Perhaps we thought we could get away with ignoring the relationship between doctors and patients. The Kaiser Health News article, “Efforts to Instill Empathy Among Doctors is Paying Dividends,” explains why we can’t.
Patient satisfaction scores and reimbursements aside, this relationship was once considered the cornerstone of quality care.
Doctors are healers but in recent years many have been reduced to diagnosticians, electronic medical records (EMR) data entry clerks, and health insurance appeal wranglers. They are so much more than that, but with 7 to 15 minutes per patient, it’s a challenge to fit in what used to be an intimate relationship with patients.
The changing face of health care has whittled down doctors’ relationships with patients to close encounters-of-the-impersonal kind. Physicians are fleeing their practices, selling them to hospitals, moving into concierge medicine, and more. Many are frustrated with how healthcare has changed the way they practice medicine. Some have found ways to salvage it.
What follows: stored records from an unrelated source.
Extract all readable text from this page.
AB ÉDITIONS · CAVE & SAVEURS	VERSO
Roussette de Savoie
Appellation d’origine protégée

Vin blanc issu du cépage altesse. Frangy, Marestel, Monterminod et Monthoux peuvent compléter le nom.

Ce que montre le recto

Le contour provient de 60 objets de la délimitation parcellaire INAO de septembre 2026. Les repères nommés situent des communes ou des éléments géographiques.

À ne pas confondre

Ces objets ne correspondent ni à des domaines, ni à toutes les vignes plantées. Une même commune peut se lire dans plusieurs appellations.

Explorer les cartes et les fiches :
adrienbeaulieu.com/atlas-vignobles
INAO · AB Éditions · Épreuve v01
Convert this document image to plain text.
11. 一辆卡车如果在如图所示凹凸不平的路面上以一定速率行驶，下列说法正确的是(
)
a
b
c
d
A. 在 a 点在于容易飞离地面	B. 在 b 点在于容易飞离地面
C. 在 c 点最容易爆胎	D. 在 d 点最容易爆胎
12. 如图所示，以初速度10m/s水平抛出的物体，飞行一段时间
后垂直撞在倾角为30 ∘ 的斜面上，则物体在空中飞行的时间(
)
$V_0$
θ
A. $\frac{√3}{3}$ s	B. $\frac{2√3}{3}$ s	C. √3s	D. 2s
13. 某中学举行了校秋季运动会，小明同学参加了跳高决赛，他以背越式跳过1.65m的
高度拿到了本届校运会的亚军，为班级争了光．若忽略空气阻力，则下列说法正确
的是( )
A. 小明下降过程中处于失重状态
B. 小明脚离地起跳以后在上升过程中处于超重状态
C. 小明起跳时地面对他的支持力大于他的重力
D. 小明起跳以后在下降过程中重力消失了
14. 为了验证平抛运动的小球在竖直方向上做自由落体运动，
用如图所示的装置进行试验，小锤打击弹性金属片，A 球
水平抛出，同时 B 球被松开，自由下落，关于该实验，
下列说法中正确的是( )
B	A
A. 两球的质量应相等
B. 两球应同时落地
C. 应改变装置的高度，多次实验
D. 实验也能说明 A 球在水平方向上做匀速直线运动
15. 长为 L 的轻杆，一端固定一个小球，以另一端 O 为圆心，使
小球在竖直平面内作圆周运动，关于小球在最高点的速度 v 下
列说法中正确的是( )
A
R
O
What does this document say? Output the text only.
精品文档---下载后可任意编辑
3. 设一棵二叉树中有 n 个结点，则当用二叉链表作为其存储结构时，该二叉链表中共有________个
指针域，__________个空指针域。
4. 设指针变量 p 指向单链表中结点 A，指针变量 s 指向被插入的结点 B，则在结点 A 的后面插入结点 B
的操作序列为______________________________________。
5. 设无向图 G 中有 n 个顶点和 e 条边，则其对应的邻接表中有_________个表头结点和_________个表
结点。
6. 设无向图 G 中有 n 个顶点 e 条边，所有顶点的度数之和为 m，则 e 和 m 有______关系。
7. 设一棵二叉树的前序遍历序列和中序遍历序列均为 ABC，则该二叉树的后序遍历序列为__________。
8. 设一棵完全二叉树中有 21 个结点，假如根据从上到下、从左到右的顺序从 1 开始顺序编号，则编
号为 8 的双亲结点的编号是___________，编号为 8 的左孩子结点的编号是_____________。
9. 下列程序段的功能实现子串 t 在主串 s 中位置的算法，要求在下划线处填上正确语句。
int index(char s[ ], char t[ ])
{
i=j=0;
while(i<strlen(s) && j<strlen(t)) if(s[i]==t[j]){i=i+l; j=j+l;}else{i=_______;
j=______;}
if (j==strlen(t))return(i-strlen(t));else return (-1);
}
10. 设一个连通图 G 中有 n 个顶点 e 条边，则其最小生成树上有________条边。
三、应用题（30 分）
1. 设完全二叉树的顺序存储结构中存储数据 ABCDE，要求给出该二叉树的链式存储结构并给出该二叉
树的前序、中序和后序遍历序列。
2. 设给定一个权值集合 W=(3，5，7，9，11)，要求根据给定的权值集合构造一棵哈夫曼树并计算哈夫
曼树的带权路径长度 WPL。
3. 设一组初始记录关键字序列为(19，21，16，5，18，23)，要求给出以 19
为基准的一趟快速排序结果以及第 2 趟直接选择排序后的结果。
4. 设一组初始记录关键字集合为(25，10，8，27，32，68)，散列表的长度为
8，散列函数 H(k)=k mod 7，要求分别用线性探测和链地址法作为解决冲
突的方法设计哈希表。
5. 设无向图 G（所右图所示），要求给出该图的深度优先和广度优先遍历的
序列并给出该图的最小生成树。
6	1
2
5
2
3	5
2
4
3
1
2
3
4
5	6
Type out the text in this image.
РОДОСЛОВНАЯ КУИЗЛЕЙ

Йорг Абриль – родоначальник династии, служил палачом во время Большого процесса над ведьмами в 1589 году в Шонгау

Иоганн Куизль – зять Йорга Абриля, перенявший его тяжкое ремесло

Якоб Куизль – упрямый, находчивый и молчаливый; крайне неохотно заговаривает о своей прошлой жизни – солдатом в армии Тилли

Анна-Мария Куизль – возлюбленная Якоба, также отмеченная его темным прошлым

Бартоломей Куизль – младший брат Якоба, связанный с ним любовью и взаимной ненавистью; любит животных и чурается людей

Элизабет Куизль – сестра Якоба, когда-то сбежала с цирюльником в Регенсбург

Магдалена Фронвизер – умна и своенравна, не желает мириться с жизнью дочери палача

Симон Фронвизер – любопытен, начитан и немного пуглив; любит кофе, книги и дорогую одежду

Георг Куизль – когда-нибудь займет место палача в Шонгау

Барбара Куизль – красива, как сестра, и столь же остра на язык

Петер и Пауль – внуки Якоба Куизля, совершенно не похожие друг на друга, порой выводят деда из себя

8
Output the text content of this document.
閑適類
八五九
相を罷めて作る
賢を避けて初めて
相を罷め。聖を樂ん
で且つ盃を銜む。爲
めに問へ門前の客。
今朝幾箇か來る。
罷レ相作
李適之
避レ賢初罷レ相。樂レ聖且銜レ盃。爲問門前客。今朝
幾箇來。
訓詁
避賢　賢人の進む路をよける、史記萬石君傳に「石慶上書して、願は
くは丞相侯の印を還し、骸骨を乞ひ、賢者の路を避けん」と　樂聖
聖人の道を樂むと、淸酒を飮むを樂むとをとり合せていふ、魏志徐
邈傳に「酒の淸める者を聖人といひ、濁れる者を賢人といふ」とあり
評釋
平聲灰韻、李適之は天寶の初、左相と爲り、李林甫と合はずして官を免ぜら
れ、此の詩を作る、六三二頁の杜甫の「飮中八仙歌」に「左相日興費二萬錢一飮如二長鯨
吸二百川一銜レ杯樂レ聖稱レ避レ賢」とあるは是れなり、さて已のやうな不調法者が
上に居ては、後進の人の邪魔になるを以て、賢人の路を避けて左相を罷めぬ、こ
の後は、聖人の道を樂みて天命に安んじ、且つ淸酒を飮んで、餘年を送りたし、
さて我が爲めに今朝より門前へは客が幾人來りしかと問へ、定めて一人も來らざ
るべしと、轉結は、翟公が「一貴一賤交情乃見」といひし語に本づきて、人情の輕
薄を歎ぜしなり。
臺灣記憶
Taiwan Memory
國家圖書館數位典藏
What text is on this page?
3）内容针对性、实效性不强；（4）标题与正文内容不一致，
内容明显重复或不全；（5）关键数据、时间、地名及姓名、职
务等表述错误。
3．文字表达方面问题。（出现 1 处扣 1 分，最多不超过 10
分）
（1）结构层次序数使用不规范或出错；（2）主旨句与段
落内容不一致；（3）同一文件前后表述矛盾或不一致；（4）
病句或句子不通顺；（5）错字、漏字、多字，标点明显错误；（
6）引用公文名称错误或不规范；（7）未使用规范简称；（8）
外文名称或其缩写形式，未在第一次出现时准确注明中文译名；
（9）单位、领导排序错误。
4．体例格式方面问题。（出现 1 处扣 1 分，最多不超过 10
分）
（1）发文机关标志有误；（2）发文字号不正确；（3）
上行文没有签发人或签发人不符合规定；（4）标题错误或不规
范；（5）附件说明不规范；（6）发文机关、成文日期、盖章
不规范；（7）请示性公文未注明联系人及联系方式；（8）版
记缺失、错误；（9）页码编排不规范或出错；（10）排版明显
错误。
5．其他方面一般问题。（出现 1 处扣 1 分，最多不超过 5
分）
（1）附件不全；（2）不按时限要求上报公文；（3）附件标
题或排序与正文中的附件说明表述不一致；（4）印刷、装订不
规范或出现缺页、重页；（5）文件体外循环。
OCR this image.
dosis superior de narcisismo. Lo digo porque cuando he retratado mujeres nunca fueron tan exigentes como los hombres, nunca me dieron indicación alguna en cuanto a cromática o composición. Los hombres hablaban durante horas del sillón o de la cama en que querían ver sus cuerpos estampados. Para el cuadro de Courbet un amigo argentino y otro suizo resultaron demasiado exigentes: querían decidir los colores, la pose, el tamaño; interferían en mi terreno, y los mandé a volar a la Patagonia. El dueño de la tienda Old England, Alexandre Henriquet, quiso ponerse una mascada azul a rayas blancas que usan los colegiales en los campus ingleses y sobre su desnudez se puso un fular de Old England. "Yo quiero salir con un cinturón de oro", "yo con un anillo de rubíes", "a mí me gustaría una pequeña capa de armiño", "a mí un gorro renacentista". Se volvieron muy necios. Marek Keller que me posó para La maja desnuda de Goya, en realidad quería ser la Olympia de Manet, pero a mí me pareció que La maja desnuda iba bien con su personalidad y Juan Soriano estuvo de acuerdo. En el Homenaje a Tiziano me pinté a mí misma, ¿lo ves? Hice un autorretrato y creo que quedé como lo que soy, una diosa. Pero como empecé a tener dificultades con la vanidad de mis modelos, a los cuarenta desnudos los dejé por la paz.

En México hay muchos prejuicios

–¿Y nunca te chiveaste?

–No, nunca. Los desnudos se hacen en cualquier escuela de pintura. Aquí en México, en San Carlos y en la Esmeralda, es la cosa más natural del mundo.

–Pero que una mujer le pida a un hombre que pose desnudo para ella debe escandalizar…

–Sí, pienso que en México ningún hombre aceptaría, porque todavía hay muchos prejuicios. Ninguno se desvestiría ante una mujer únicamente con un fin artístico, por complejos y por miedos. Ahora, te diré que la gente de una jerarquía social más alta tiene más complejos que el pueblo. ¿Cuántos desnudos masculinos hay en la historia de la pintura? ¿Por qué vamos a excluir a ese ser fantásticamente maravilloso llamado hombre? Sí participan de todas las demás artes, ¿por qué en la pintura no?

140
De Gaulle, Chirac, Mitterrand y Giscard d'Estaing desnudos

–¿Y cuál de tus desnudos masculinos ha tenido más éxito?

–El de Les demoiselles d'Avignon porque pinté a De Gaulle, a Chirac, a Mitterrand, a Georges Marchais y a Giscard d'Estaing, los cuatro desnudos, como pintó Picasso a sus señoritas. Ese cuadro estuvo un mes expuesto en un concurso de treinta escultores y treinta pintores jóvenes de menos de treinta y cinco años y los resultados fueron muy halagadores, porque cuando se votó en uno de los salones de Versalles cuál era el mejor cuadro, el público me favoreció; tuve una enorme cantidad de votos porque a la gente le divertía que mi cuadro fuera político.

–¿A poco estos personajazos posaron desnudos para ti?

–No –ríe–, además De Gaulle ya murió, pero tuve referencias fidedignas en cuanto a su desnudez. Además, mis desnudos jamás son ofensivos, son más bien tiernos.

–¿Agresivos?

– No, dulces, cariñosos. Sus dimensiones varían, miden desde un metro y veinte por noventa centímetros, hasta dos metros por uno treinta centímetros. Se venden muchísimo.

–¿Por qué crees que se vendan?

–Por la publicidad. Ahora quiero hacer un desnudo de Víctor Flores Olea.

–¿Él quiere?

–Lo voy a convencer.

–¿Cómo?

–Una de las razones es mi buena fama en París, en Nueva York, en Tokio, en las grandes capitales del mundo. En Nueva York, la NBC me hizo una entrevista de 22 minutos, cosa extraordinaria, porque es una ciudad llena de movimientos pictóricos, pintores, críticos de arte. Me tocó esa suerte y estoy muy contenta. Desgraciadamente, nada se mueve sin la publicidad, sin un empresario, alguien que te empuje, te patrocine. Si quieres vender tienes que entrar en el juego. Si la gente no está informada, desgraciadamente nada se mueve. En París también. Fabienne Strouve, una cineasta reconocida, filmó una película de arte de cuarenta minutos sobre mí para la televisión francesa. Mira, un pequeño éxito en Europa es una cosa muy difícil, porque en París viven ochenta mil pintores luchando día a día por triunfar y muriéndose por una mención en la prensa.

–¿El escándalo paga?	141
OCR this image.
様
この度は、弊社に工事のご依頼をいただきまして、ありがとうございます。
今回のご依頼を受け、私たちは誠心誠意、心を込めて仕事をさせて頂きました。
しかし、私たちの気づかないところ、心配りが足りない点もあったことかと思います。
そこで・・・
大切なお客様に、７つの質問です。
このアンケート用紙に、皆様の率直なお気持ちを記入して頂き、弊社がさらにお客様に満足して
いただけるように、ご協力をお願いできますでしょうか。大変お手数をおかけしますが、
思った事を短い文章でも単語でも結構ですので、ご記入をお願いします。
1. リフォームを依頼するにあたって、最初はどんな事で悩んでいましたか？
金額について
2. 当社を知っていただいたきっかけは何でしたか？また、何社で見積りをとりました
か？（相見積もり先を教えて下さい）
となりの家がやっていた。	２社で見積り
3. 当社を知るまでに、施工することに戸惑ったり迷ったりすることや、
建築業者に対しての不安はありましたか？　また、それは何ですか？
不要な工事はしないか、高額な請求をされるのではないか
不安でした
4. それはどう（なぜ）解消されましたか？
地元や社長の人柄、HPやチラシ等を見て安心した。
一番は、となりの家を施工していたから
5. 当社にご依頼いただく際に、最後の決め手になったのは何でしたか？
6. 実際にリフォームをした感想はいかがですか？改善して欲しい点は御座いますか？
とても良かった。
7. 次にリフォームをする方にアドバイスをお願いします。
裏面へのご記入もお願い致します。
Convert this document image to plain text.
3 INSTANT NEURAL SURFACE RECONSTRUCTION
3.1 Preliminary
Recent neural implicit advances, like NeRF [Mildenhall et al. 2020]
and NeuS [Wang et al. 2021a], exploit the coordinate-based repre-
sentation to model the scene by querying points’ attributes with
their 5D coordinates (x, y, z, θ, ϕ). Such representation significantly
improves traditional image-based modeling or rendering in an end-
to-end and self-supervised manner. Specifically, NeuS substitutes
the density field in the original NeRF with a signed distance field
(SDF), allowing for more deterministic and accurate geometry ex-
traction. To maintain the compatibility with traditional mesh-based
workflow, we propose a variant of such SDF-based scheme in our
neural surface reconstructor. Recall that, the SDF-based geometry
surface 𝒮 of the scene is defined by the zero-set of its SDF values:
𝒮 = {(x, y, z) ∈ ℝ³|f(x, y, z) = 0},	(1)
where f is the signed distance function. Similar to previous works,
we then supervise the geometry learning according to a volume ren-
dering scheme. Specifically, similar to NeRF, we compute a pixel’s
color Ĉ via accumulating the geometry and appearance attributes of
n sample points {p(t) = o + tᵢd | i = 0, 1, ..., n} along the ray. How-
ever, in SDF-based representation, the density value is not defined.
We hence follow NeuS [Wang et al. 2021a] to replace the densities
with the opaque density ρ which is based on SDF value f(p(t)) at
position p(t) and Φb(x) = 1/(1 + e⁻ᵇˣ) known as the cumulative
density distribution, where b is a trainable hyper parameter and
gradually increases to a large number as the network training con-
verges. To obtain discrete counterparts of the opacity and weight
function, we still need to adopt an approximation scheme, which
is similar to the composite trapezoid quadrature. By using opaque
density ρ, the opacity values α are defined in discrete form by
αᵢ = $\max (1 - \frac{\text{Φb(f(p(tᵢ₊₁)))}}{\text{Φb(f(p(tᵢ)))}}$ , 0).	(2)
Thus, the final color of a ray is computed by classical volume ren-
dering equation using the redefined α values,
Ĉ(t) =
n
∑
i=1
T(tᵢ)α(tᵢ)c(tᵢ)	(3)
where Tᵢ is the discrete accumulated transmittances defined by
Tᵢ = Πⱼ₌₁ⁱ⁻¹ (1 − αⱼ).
A physician friend recently revealed to me that she doesn’t leave her office until 7:30 or 8 p.m. each night because of the EMR data entry program dictated by the hospital corporation that purchased her practice. She now has massive computer screens in each exam room. In her office, a towering computer screen looms over her desk. Seated in her once-comfortable office, I was startled by its presence.
With a sigh, she said, “It takes so much time to input patient information into the computerized forms. I can’t just type it out. I’m pigeonholed into forms and boxes that don’t allow me to just type in notes.”
With a dying patient, I wonder how much time doctors have to spend listening, waiting for patients to ask the questions instead of harnessing the conversations with their own. Atul Gawande so poignantly pointed out in his PBS/Frontline interview, Hope is Not a Plan, that conversations about end of life must include sitting with patients to allow them the space to reveal what is most important to them in their final days.
Dying is a lonely business for patients, which is why Jeremy Force, the first-year oncology student from the Kaiser Health News article, was so important to the dying cancer patient. He allowed for meaningful impact with that patient just by being present, by validating her experience, listening intently, and offering empathy. If that wasn’t life changing for him as well as the patient, I don’t know what is.
Jeremy Force used strategies he’d learned in a day-long course by Oncotalk, which is required of Duke University’s oncology fellows, as well as by University of Pittsburgh and several other medical schools. Dr. Force acknowledged what his patient was going through, provided empathy and employed active listening skills. In essence, he paved the way for the all important doctor-patient relationship.
A few days later, Jeremy Force ran into his patient in the hall of the hospital. She conveyed her appreciation and gratitude for his approach. The key, of course, is Force as a human being, ultimately revealed by his response. He said, “It was an honor.”
Maybe all doctors and patients can learn from this, push for the relationship between doctors and patients to be valued over data entry and reimbursements. We have to try.
Martine Ehrenclou is a patient advocate. She is the author of Critical Conditions: The Essential Hospital Guide to Get Your Loved One Out Alive and The Take-Charge Patient.